Sonrasında, konuyu biraz saptırarak ve de siyasete çekerek, uluslararası yatırımların iddia edildiği gibi rejimleri demokratik açıdan da disipline etmediğini ve çoğu zaman otokratik ve yozlaşmış rejimlere para akıttığını söylüyor. Bunun önüne geçmenin yolunu da uluslararası bankaların adil borç verme kurallarını belirlemek üzere uluslararası, tarafsız bir organ oluşturmak olduğu düşüncesinde. Daron’a göre bu kurum bir ülkenin mevcut borçlarının demokratik hükümetler tarafından sağlanıp sağlanmadığını, kleptokratik amaçlarla ve hileli borçlanma yapılıp yapılmadığını ve bu borçların geri ödenmesinin söz konusu ülke halkına aşırı bir yük getirip getirmediğini belirleyebilir.

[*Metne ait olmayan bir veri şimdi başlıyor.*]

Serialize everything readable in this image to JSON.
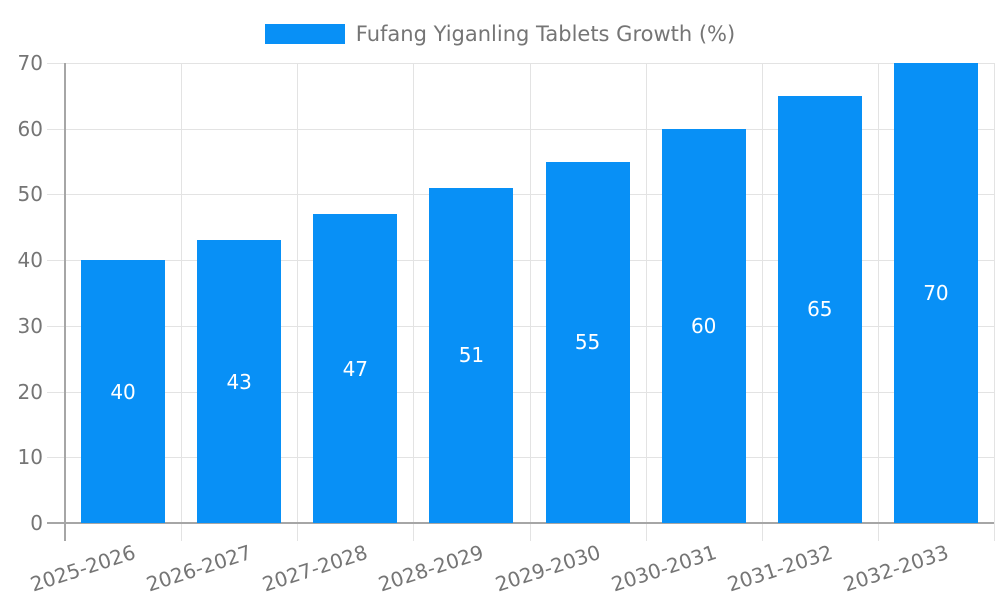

Akademisyenlerin naifliklerini anlayabiliyorum. Ama bu gerçekten de olasılığı olmayan bir fikir. Reel yatırımlar için böyle bir yaklaşımın bir mantığı ve uygulaması var. (Çocuk işçiliği, çevre kirliliği kriterleri vs.) Ki, orada bile ciddi kaytarma ve suiistimaller söz konusu. Salt parasal yatırımlarda böyle kriterlerin uluslararası düzeyde uygulanması ise imkansız. (Batı, yapabiliyorsa, önce kendi şirketlerinin ve şahıslarının off-shore hesaplarda ve vergi cennetlerinde tuttukları paraları geri alsın (repatriate) bakalım.) Asıl problem bu kredileri verenlerin dönen işlerden mutlu olması. Yüksek faiz alıyorlar, parayı verdikleri otokratik ve/veya hesapsız rejim değişse bile, borçların ödenmesini sonraki rejimlerin üstüne yıkıyorlar zaten (bkz. Yunanistan). Esas noktaya, sıcak paranın yatırım ve büyümeye pozitif katkısı olmadığı noktasına geri dönersek: Bu konuda Rodrik’in Subramanian ile 11 sene önce yazdığı makale oldukça ışık tutucu. Rodrik özetle, gelişmekte olan ülkelerde sanıldığı gibi tasarruf değil, yatırım kısıtı olduğunu, bunu yaratan önemli sebeplerden birinin de yabancı fon girişleri sayesinde yerel paranın aşırı değerlenmesinin ülke içindeki yatırımların fizibilitesini son derece zayıflatmış olması olduğunu ifade ediyor. Ben bu yatırım kısıtlaması konusuna daha Marksist bir yorum da ekleyeyim: Bu kısıtlama biraz da emperyalist ülkelerin periferidekilere neyi üretip üretmemeleri konusunda verdikleri “izin”ler ile de ilgili. Burada “ürünlerin yüksek teknoloji ve know-how gerektiren kısımlarını biz üretelim, ağır işçilik ve çevre kirliliği yaratan kısımlarını onlar üretsin” mantığı geçerli. ABD-Çin kavgasının ana meselesi de bu. Çin artık yüksek katma değerli üretime geçmek istiyor. (Bu konuda 1978’de Nora Şini’nin yazdığı “Emperyalist Sistemde Kontrol Sanayii ve Ereğli Demir-Çelik” kitabı “erken” ve ilginç bir örnek. Trivia: Söz konusu kitap ile ilgili Vedat Milor’un da 1979’da Birikim Dergisi’ne yazdığı bir makale var.)